Energiewende

Die Länder müssen sich bewegen

Bundeswirtschaftsminister Sigmar Gabriel steht vor einer Deutschland-Flagge an einem Redepult.
Bundeswirtschaftsminister Sigmar Gabriel (SPD) will einen Neustart bei der Energiewende. © picture alliance / dpa / Michael Kappeler
Von Christel Blanke · 30.01.2014
Die Länder verfolgen bei der Energiewende seit Jahren vor allem ihre eigenen Interessen. Aber auch Sigmar Gabriel muss schnell Antworten auf dringende Fragen liefern, meint Deutschlandradio-Korrespondentin Christel Blanke.
Kein Gesetz verlässt den Bundestag so, wie es hineinkommt. Dieser Leitsatz des früheren SPD-Fraktionsvorsitzenden Peter Struck muss in diesem Fall um einen weiteren erweitert werden: Kein Bundesminister kann die Energiewende bewerkstelligen, ohne auch die Bundesländer mit ins Boot zu holen. Allerdings sollten die es auch nicht übertreiben.
Alle paar Monate sitzen die Ministerpräsidenten mit der Bundeskanzlerin zusammen und machen die Energiewende zur Chefsache. Jedes Mal sitzen sie nach Abschluss der Gespräche vor der Presse und versichern: Nur gemeinsam könne diese Herkulesaufgabe bewerkstelligt werden. Und jedes Mal gehen sie dann nach Hause und werkeln weiter an ihrer eigenen Agenda.
Die Summe von Einzelinteressen macht noch kein Gesamtkonzept
Es ist ja verständlich, dass die Ministerpräsidenten das Wohl ihres jeweiligen Landes im Blick haben. Dass Bayern und Baden-Württemberg sich sorgen, ob jederzeit Strom verfügbar sein wird, wenn in den kommenden Jahren die Atomkraftwerke vom Netz gehen. Dass Nordrhein-Westfalen sich als Industriestandort behaupten will. Und Schleswig-Holstein als Hochburg der Windenergieproduktion. Doch Sigmar Gabriel hat Recht, wenn er sagt: Die Summe von Einzelinteressen macht noch kein Gesamtkonzept.
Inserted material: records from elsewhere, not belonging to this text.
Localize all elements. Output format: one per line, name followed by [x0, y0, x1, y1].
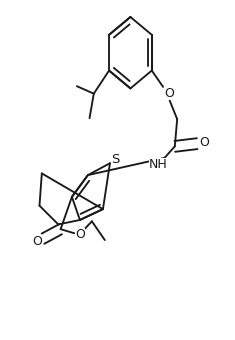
Text: O: O [75, 228, 85, 241]
Text: O: O [164, 87, 174, 100]
Text: NH: NH [149, 157, 167, 171]
Text: O: O [199, 136, 209, 150]
Text: S: S [111, 153, 119, 166]
Text: O: O [32, 235, 42, 248]
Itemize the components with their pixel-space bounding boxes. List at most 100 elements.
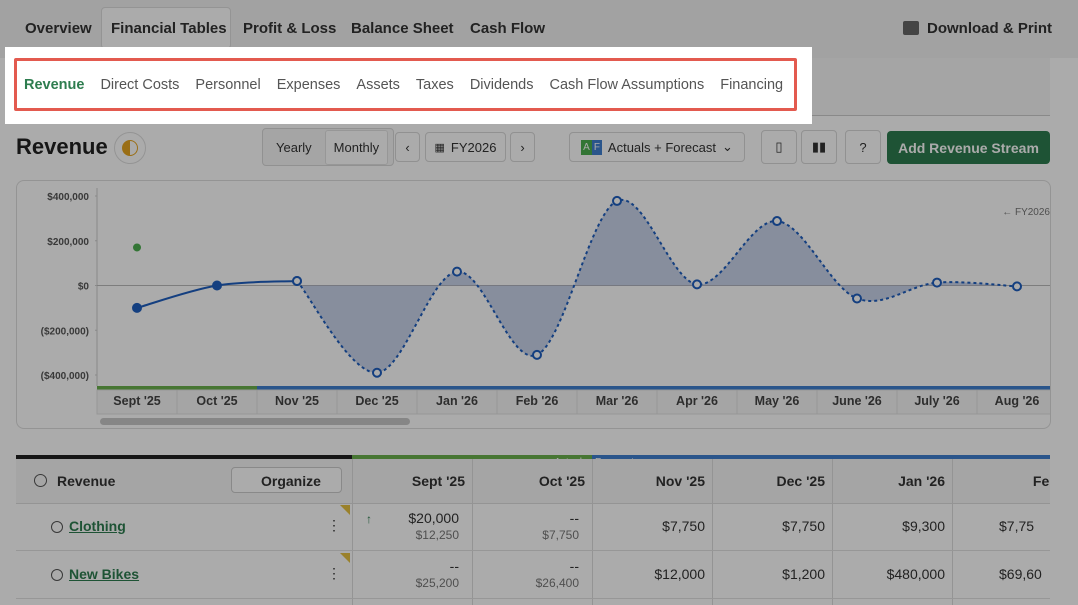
cell-value: $1,200 (782, 566, 825, 582)
forecast-band (257, 386, 1050, 390)
x-tick-label: Apr '26 (676, 394, 718, 408)
x-tick-label: Feb '26 (516, 394, 559, 408)
subtab[interactable]: Cash Flow Assumptions (549, 76, 705, 93)
printer-icon (903, 21, 919, 35)
cell-sub: $26,400 (535, 576, 579, 590)
x-tick-label: Sept '25 (113, 394, 160, 408)
x-cell (96, 389, 178, 415)
cell-sub: $7,750 (542, 528, 579, 542)
section-title: Revenue (16, 134, 108, 159)
x-tick-label: Jan '26 (436, 394, 478, 408)
subtab[interactable]: Direct Costs (100, 76, 180, 93)
subtab[interactable]: Dividends (469, 76, 534, 93)
col-divider (592, 459, 593, 605)
expand-icon (51, 569, 63, 581)
add-button[interactable]: Add Revenue Stream (887, 131, 1050, 164)
row-menu: ⋮ (327, 565, 341, 581)
x-tick-label: Aug '26 (995, 394, 1040, 408)
export-icon[interactable]: ▯ (761, 130, 797, 164)
bar-forecast (592, 455, 1050, 459)
view-select[interactable]: A F Actuals + Forecast ⌄ (569, 132, 745, 162)
row-name[interactable]: Clothing (69, 518, 126, 534)
nav-tab[interactable]: Balance Sheet (351, 20, 454, 37)
expand-icon (51, 521, 63, 533)
cell-sub: $25,200 (415, 576, 459, 590)
row-name[interactable]: New Bikes (69, 566, 140, 582)
chart: $400,000 $200,000 $0 ($200,000) ($400,000) ← … (41, 188, 1050, 425)
next-button[interactable]: › (510, 132, 535, 162)
prev-button[interactable]: ‹ (395, 132, 420, 162)
column-header: Dec '25 (776, 473, 825, 489)
cell-value: $9,300 (902, 518, 945, 534)
cell-value: $480,000 (886, 566, 945, 582)
cell-value: -- (569, 558, 579, 574)
highlight: Revenue Direct Costs Personnel Expenses Asse… (5, 47, 812, 124)
y-tick-label: $0 (78, 282, 90, 293)
col-divider (832, 459, 833, 605)
x-cell (976, 389, 1050, 415)
corner-flag (340, 505, 350, 515)
collapse-icon (34, 474, 47, 487)
subtab[interactable]: Revenue (24, 76, 85, 93)
x-tick-label: Oct '25 (196, 394, 237, 408)
x-tick-label: May '26 (755, 394, 800, 408)
x-tick-label: Dec '25 (355, 394, 398, 408)
subtab[interactable]: Personnel (195, 76, 261, 93)
subtab[interactable]: Expenses (276, 76, 341, 93)
row-line (16, 550, 1050, 551)
area (297, 199, 1017, 373)
point (212, 280, 222, 291)
active-tab-bg (101, 7, 231, 49)
x-cell (416, 389, 498, 415)
period-option[interactable]: Monthly (324, 129, 389, 165)
x-tick-label: Nov '25 (275, 394, 319, 408)
cell-value: $7,75 (999, 518, 1035, 534)
subtab[interactable]: Financing (720, 76, 784, 93)
y-tick-label: ($400,000) (41, 371, 89, 382)
nav-tab[interactable]: Financial Tables (111, 20, 227, 37)
column-header: Sept '25 (411, 473, 465, 489)
x-cell (336, 389, 418, 415)
subtab-bar (812, 58, 1050, 116)
x-tick-label: Mar '26 (596, 394, 639, 408)
organize-button[interactable]: Organize (231, 467, 342, 493)
actuals-band (97, 386, 257, 390)
trend-arrow: ↑ (366, 512, 372, 526)
scrollbar (100, 418, 410, 425)
help-icon[interactable] (114, 132, 146, 164)
col-divider (352, 459, 353, 605)
view-label: Actuals + Forecast (607, 139, 716, 155)
badge: F (591, 139, 602, 155)
y-tick-label: ($200,000) (41, 326, 89, 337)
download-button[interactable]: Download & Print (927, 20, 1052, 37)
period-option[interactable]: Yearly (276, 139, 312, 155)
year-label: FY2026 (450, 139, 497, 155)
bar-actuals (352, 455, 592, 459)
subtab[interactable]: Assets (356, 76, 400, 93)
help-button[interactable]: ? (845, 130, 881, 164)
cell-value: $7,750 (782, 518, 825, 534)
period-toggle: Yearly Monthly (262, 128, 394, 166)
nav-tab[interactable]: Overview (25, 20, 92, 37)
x-tick-label: June '26 (832, 394, 882, 408)
cell-value: $12,000 (654, 566, 705, 582)
col-divider (712, 459, 713, 605)
badge: A (581, 139, 592, 155)
cell-value: $7,750 (662, 518, 705, 534)
point (452, 266, 462, 277)
year-picker[interactable]: ▦ FY2026 (425, 132, 506, 162)
point (852, 293, 862, 304)
point (772, 216, 782, 227)
chart-icon[interactable]: ▮▮ (801, 130, 837, 164)
nav-tab[interactable]: Profit & Loss (243, 20, 337, 37)
column-header: Nov '25 (655, 473, 705, 489)
fiscal-label: ← FY2026 (1002, 207, 1050, 218)
subtab[interactable]: Taxes (415, 76, 454, 93)
nav-tab[interactable]: Cash Flow (470, 20, 546, 37)
point (932, 277, 942, 288)
row-menu: ⋮ (327, 517, 341, 533)
cell-value: -- (569, 510, 579, 526)
point (292, 276, 302, 287)
point (612, 195, 622, 206)
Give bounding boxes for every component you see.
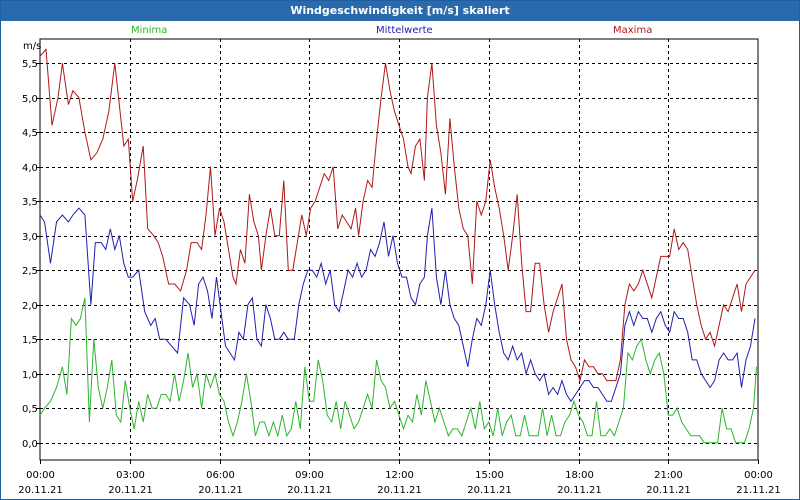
x-tick-time: 18:00 [565, 470, 594, 481]
y-tick-label: 4,0 [22, 163, 38, 174]
x-tick-date: 20.11.21 [198, 485, 243, 496]
y-tick-label: 2,0 [22, 301, 38, 312]
x-tick-date: 20.11.21 [646, 485, 691, 496]
legend-minima: Minima [131, 25, 168, 36]
x-tick-time: 12:00 [385, 470, 414, 481]
y-tick-label: 0,5 [22, 404, 38, 415]
series-line-maxima [39, 48, 756, 383]
series-line-minima [39, 297, 757, 444]
window-title: Windgeschwindigkeit [m/s] skaliert [1, 1, 799, 21]
y-tick-label: 3,5 [22, 197, 38, 208]
x-tick-time: 03:00 [116, 470, 145, 481]
y-tick-label: 4,5 [22, 128, 38, 139]
x-tick-date: 20.11.21 [467, 485, 512, 496]
x-tick-date: 20.11.21 [557, 485, 602, 496]
x-tick-time: 15:00 [475, 470, 504, 481]
legend-mittelwerte: Mittelwerte [376, 25, 433, 36]
y-tick-label: 0,0 [22, 439, 38, 450]
y-tick-label: 2,5 [22, 266, 38, 277]
x-tick-date: 20.11.21 [287, 485, 332, 496]
x-tick-time: 21:00 [654, 470, 683, 481]
x-tick-time: 06:00 [206, 470, 235, 481]
y-tick-label: 5,5 [22, 59, 38, 70]
y-tick-label: 1,0 [22, 370, 38, 381]
y-tick-label: 5,0 [22, 94, 38, 105]
x-tick-date: 21.11.21 [736, 485, 781, 496]
x-tick-time: 00:00 [744, 470, 773, 481]
x-tick-time: 00:00 [26, 470, 55, 481]
y-tick-label: 3,0 [22, 232, 38, 243]
x-tick-date: 20.11.21 [18, 485, 63, 496]
y-tick-label: 1,5 [22, 335, 38, 346]
legend-maxima: Maxima [613, 25, 653, 36]
y-axis-unit: m/s [23, 41, 42, 52]
x-tick-time: 09:00 [295, 470, 324, 481]
x-tick-date: 20.11.21 [377, 485, 422, 496]
series-line-mittelwerte [39, 207, 756, 403]
x-tick-date: 20.11.21 [108, 485, 153, 496]
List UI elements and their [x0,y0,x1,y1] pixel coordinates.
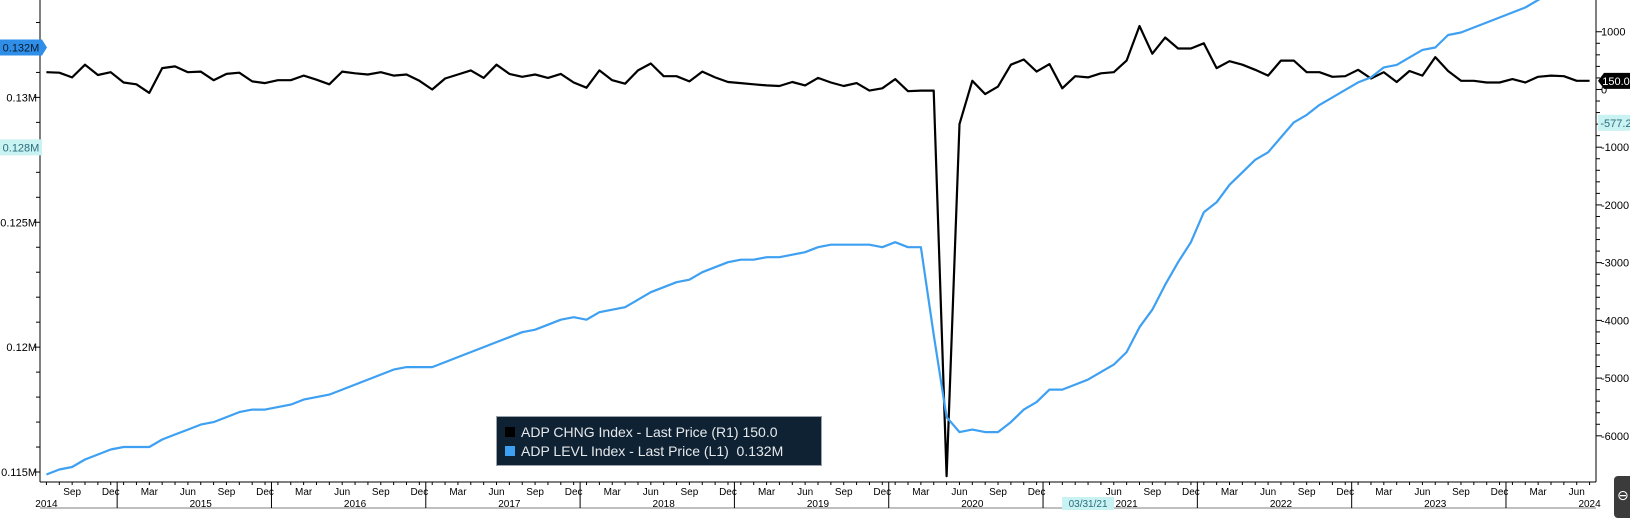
x-month-label: Dec [1491,487,1509,498]
x-month-label: Mar [449,487,467,498]
x-month-label: Jun [1260,487,1276,498]
legend[interactable]: ADP CHNG Index - Last Price (R1) 150.0 A… [496,416,822,466]
right-tick-label: -3000 [1601,258,1629,270]
x-month-label: Sep [681,487,699,498]
left-value-tag-label: 0.128M [3,142,40,154]
x-month-label: Jun [1414,487,1430,498]
cursor-date-tag [1062,497,1115,510]
right-tick-label: -6000 [1601,431,1629,443]
x-month-label: Sep [1452,487,1470,498]
x-year-label: 2021 [1116,499,1139,510]
x-year-label: 2019 [807,499,830,510]
left-value-tag-label: 0.132M [3,42,40,54]
x-year-label: 2016 [344,499,367,510]
x-year-label: 2017 [498,499,521,510]
right-value-tag [1598,72,1630,89]
left-value-tag [0,139,42,156]
x-month-label: Dec [102,487,120,498]
x-month-label: Mar [1375,487,1393,498]
right-tick-label: -4000 [1601,315,1629,327]
x-month-label: Mar [295,487,313,498]
x-month-label: Dec [410,487,428,498]
x-month-label: Dec [256,487,274,498]
right-tick-label: 1000 [1601,27,1625,39]
x-month-label: Jun [951,487,967,498]
x-month-label: Dec [1336,487,1354,498]
right-tick-label: -1000 [1601,142,1629,154]
series-line-adp-chng [46,24,1590,478]
x-month-label: Mar [912,487,930,498]
x-month-label: Mar [604,487,622,498]
right-value-tag [1598,114,1630,131]
cursor-date-label: 03/31/21 [1069,499,1108,510]
x-year-label: 2014 [35,499,58,510]
x-month-label: Dec [565,487,583,498]
left-tick-label: 0.115M [1,467,37,479]
legend-swatch-levl [505,445,515,456]
x-month-label: Dec [1028,487,1046,498]
x-year-label: 2023 [1424,499,1447,510]
x-month-label: Mar [758,487,776,498]
x-month-label: Jun [643,487,659,498]
left-tick-label: 0.12M [6,342,37,354]
x-year-label: 2024 [1578,499,1601,510]
x-month-label: Dec [873,487,891,498]
x-month-label: Sep [218,487,236,498]
right-tick-label: -2000 [1601,200,1629,212]
x-month-label: Jun [1569,487,1585,498]
x-year-label: 2020 [961,499,984,510]
x-month-label: Jun [1106,487,1122,498]
x-month-label: Mar [1530,487,1548,498]
right-tick-label: 0 [1601,84,1607,96]
legend-label-levl: ADP LEVL Index - Last Price (L1) 0.132M [521,442,784,459]
x-year-label: 2015 [190,499,213,510]
left-value-tag [0,39,47,56]
x-month-label: Sep [1143,487,1161,498]
legend-item-levl[interactable]: ADP LEVL Index - Last Price (L1) 0.132M [505,441,813,460]
x-month-label: Jun [334,487,350,498]
left-tick-label: 0.125M [0,217,37,229]
collapse-icon[interactable]: ⊖ [1614,476,1630,518]
x-month-label: Sep [989,487,1007,498]
x-year-label: 2022 [1270,499,1293,510]
x-month-label: Mar [1221,487,1239,498]
x-month-label: Mar [141,487,159,498]
x-month-label: Sep [63,487,81,498]
x-month-label: Sep [526,487,544,498]
x-month-label: Sep [1298,487,1316,498]
x-month-label: Jun [488,487,504,498]
right-tick-label: -5000 [1601,373,1629,385]
legend-swatch-chng [505,426,515,437]
x-month-label: Jun [180,487,196,498]
x-month-label: Jun [797,487,813,498]
legend-item-chng[interactable]: ADP CHNG Index - Last Price (R1) 150.0 [505,422,813,441]
legend-label-chng: ADP CHNG Index - Last Price (R1) 150.0 [521,423,778,440]
x-year-label: 2018 [653,499,676,510]
x-month-label: Dec [719,487,737,498]
collapse-glyph: ⊖ [1617,488,1629,504]
right-value-tag-label: -577.2 [1600,118,1630,130]
right-value-tag-label: 150.0 [1602,76,1630,88]
series-line-adp-levl [46,0,1541,476]
x-month-label: Dec [1182,487,1200,498]
left-tick-label: 0.13M [6,92,37,104]
x-month-label: Sep [835,487,853,498]
x-month-label: Sep [372,487,390,498]
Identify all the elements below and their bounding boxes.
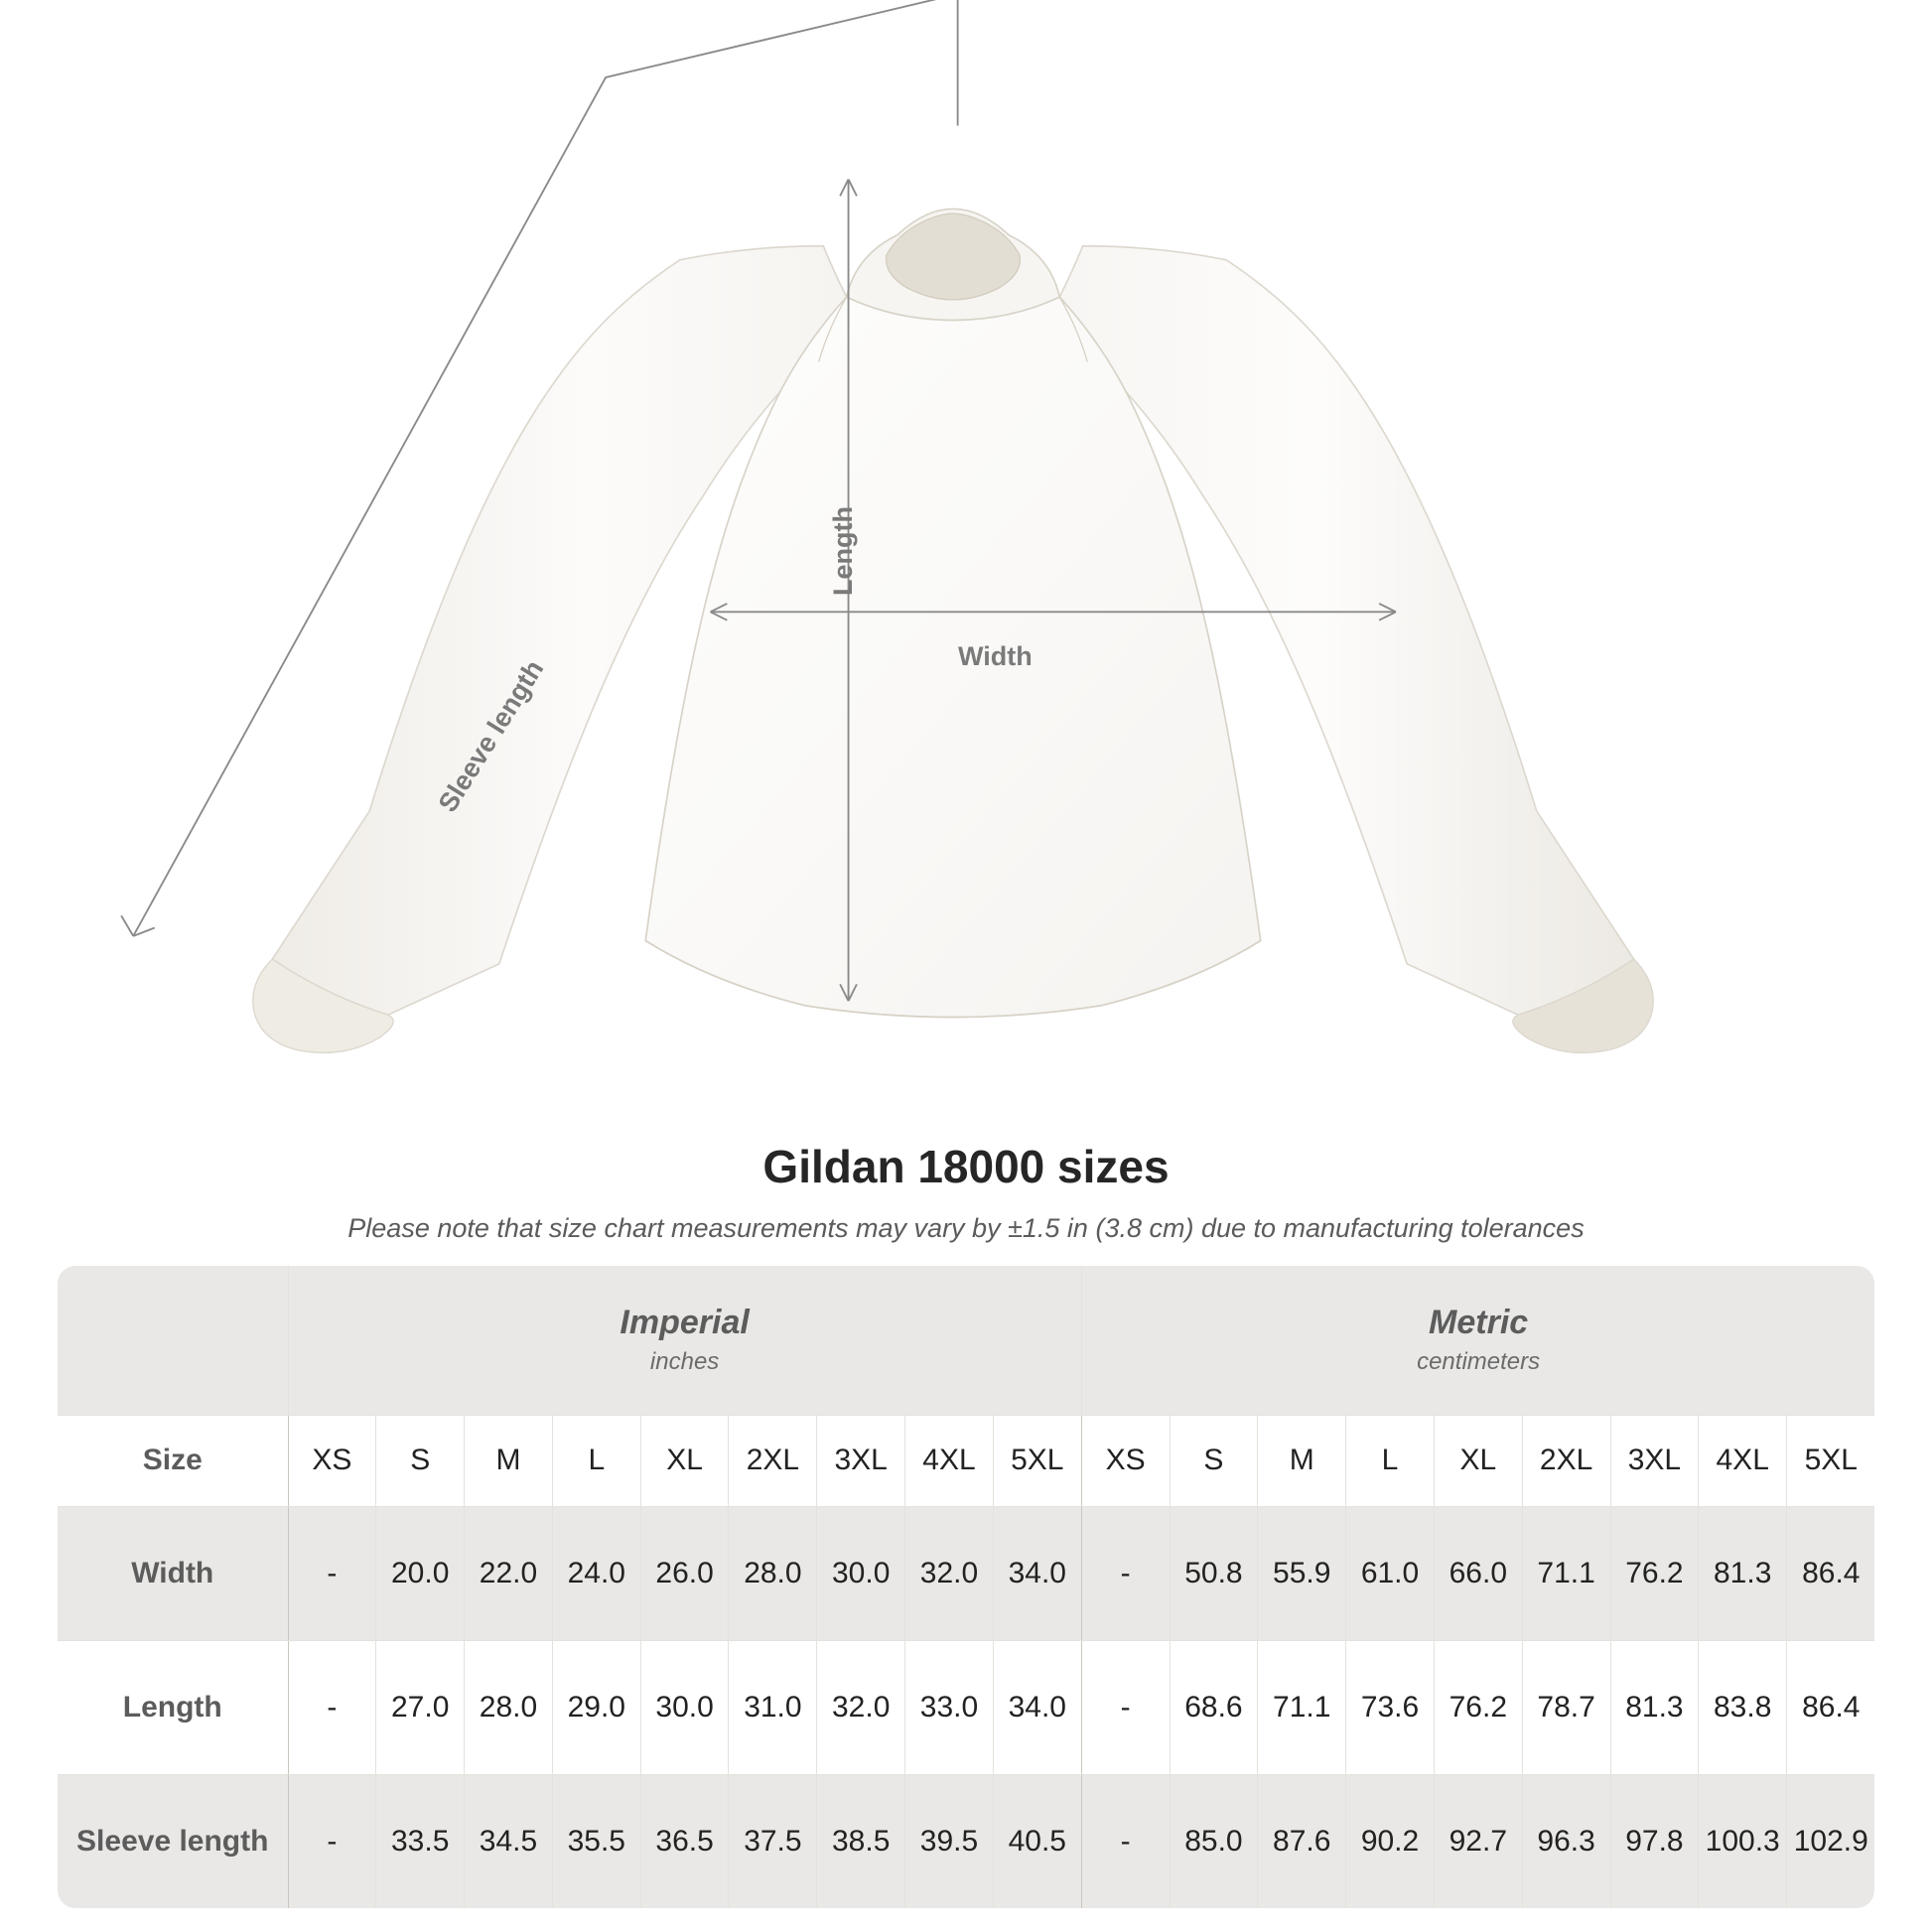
svg-text:Width: Width (958, 641, 1033, 671)
svg-text:Length: Length (828, 506, 858, 596)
Gemeinsam mit den Landesministern hat der SPD-Chef nun einen Energiewendekonsens versprochen. Das Gespräch heute war ein erster Schritt dahin. Weitere müssen folgen. Die Länder müssen sich bewegen. Aber auch der Bund. Da ist noch vieles vage formuliert in Gabriels Eckpunkten. Und einiges hat er ganz ausgelassen. Wie will er es zum Beispiel bewerkstelligen, dass die EEG-Umlage durch den immer billiger werdenden Börsenstrom nicht immer größer wird? Denn darüber muss die Differenz zwischen dem Börsenpreis und den garantierten Einspeisevergütungen finanziert werden.
Gabriel bleibt nicht viel Zeit für Antworten
Wie sieht die Zukunft fossiler Kraftwerke aus? Bayern und Baden-Württemberg fordern Kapazitätsmechanismen. Damit Betreiber ihre Kraftwerke für die Zeiten am Netz halten, in denen Wind und Sonne keine Energie liefern. Reservekapazitäten sollen einen Preis bekommen, damit unrentable Anlagen nicht einfach stillgelegt werden. Die Bundesregierung schreckt davor bisher zurück, denn es könnte teuer werden. Doch was ist die Alternative, wenn sich der Betrieb wegen des immer größer werdenden Ökostromangebots nicht mehr lohnt?
Auch für die angekündigten Änderungen bei der Befreiung energieintensiver Betriebe von der EEG-Umlage fehlen bisher konkrete Angaben. Klar ist nur, dass der Kreis der Privilegierten kleiner werden soll. Auch weil die EU-Kommission eine unerlaubte Beihilfe wittert. Doch welche Unternehmen betroffen sein werden, ob ganze Branchen auf die Befreiung verzichten müssen, dazu schweigt der Minister bisher.
Wer Planungssicherheit für alle verspricht, der muss Antworten auf diese Fragen liefern. Viel Zeit dafür bleibt Gabriel nicht, wenn seine Reform im Sommer im Konsens in Kraft treten soll.